Considering the useful life of an overhead conductor is believed to be within the range of 10-80 years, and considering that many of the steel reinforced overhead conductors found in the United States, and many other countries of the world, were put in service in the 1930's and 1940's, it is particularly important to be able to determine the remaining useful life of such conductors. In addition, considering the extraordinary high cost of replacing such conductors and the attendant liability associated with energized conductor failure (i.e., conductors falling from their towers) it would be advantageous to invent a device capable of detecting the loss of cross-sectional area of steel reinforcing members of a conductor in a power transmission or sub-transmission line attributable to corrosion of the steel members. The reliability of the power system would be greatly enhanced if the near failures could be replaced before failure.

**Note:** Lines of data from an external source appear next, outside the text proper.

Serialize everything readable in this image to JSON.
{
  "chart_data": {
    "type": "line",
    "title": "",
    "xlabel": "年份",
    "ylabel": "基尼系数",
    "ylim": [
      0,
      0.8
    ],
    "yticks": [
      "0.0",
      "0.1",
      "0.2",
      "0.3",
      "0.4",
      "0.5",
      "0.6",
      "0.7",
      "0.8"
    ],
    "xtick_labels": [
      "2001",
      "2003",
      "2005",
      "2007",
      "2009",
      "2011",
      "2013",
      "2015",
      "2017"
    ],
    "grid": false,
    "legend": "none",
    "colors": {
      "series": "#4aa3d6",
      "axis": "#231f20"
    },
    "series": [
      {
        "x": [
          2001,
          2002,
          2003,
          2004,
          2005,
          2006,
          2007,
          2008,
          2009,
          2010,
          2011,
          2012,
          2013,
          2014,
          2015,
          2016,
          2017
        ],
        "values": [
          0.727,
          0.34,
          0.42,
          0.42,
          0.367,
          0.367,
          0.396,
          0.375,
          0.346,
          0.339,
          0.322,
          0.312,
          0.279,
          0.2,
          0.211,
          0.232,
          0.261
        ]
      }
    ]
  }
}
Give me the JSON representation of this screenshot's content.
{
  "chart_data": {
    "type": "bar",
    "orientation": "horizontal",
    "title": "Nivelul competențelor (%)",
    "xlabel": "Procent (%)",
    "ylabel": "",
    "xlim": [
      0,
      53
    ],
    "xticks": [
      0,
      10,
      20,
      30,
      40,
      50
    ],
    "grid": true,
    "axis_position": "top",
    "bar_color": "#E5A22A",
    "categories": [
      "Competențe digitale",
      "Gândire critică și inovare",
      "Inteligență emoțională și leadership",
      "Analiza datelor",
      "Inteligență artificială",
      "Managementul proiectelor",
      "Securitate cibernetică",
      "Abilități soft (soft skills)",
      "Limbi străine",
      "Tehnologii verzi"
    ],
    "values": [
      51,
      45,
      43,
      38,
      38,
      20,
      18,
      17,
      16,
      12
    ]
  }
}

Canadian Patent Number 921556, incorporated by reference as if fully set forth herein is directed to a method and associated apparatus for the electrical detection of flaws in materials. The Canadian device incorporates a plurality of current carrying coils which are placed beside the material to be tested. Some of the coils are then energized, and the resultant effect is detected by a pick up coil. The Canadian device differs significantly in structure and function from the apparatus and method of the present invention.
U.S. Pat. No. 4,218,651 granted to Ivy, incorporated by reference as if fully set forth herein, is directed to an apparatus for detecting longitudinal and transverse imperfections in elongated ferrous work pieces. The Ivy device differs significantly in structure and function from the apparatus and method of the present invention.
U.S. Pat. No. 2,897,438 granted to Fearon, incorporated by reference as if fully set forth herein, is directed to a casing joint detector. The Fearon invention is similar to the Ivy and Canadian devices, and it too differs significantly in structure and function from the apparatus and method the present invention.
Accordingly, until now, there is no known method to measure the loss of cross-sectional area of steel reinforcing members of a conductor in a power transmission or sub-transmission line attributable to corrosion of the steel members.